Apre oggi, 17 marzo, alla Galleria Massimo Ligreggi di Catania “abbandonarsi ogni tanto è utile”, mostra personale di Fabrice Bernasconi Borzì accompagnata da un testo critico di Elsa Barbieri.
Fino al 28 Aprile 2023 sarà possibile scoprire l’arte di Borzì, artista italo-svizzero, nato a Ginevra nel 1989 e tornato a vivere e lavorare a Catania nel 2018. La mostra è una sorta di viaggio a ritroso, alla ricerca della cultura d’origine, che si esprime nella sua creazione artistica, come anche nella sua personalità, sotto forma di una dualità ricorrente: in lui convivono due attitudini che sempre connotano le sue opere.

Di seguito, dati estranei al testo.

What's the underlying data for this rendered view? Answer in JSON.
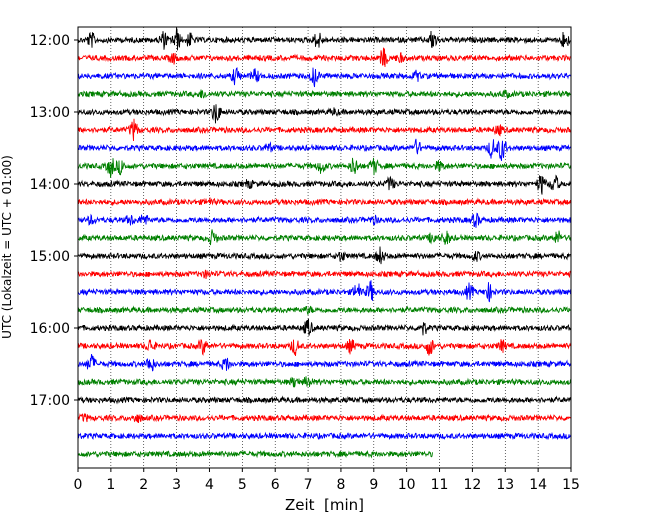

Come spiega Elsa Barvieri “one last tango è a tutti gli effetti un’opera autobiografica e collettiva, dalla forte valenza ipnotica e insieme presenza tangibile che dice e testimonia, nell’immediatezza, tutto il senso dell’esistente. È autobiografica perché è, e non potrebbe essere altrimenti, riflesso delle personalità del suo creatore, ed è collettiva perché Bernasconi Borzì se ne distacca lasciando che chiunque, a partire da quell’uomo e quella donna ritratti, possano appropriarsene.”
La mostra si compie nella sala principale della galleria con l’opera one last tango. L’installazione, che è l’ultima a essere stata mostrata in Svizzera e la prima in Italia, si articola in due lame sospese dal soffitto che, con un impianto analogico, vengono attivate dando vita a un movimento, del tutto simile a una danza della durata di 3 minuti, in cui esse si incontrano, si scontrano, si toccano e si allontanano. Due ritratti, di un uomo e di una donna, convivono nella stanza, quasi come spettatori di questa danza che appartiene all’opera. Due lame, due testimoni, due attitudini da cui l’artista, dopo esserne stato il primo spettatore, se ne distacca per dare all’opera un carattere che è insieme autobiografico e collettivo.
Il percorso espositivo si completa con l’esposizione di altre opere, appartenenti a serie che Bernasconi Borzì porta avanti. this could be riproduce situazioni quotidiane su stampe in quadricromia, fungendo anche da configurazioni per installazioni future. antieroi sono sculture, prevalentemente da tavolo, instabili, discrete, inutili e resistenti a qualsiasi forma di evoluzione. E infine un cartello, di quelli che i manifestanti tengono tra le mani, che Bernasconi Borzì è solito realizzare con giochi di parole, talvolta anche autocritici, che qui rimarca che abbandonarsi ogni tanto è utile. Il fare artistico di Bernasconi Borzì emerge qui, e ora, nel suo essere prevalentemente semplice, minimale, impulsivo e paradossale, finanche provocatorio e di matrice dadaista. Egli, come si legge nel testo: «come un moderno Marcel Proust, raccoglie impressioni (…) Con quelle impressioni (…) crea situazioni sovvertendole». Non dunque un semplice spettacolo né un abbandonarsi rassegnato: l’opera tutta di Fabrice Bernasconi Borzì «ci consente un abbandono radicale all’esistenza che apre lo sguardo alla singolarità plurale dell’esistente e ci restituisce a pieno il senso della libertà.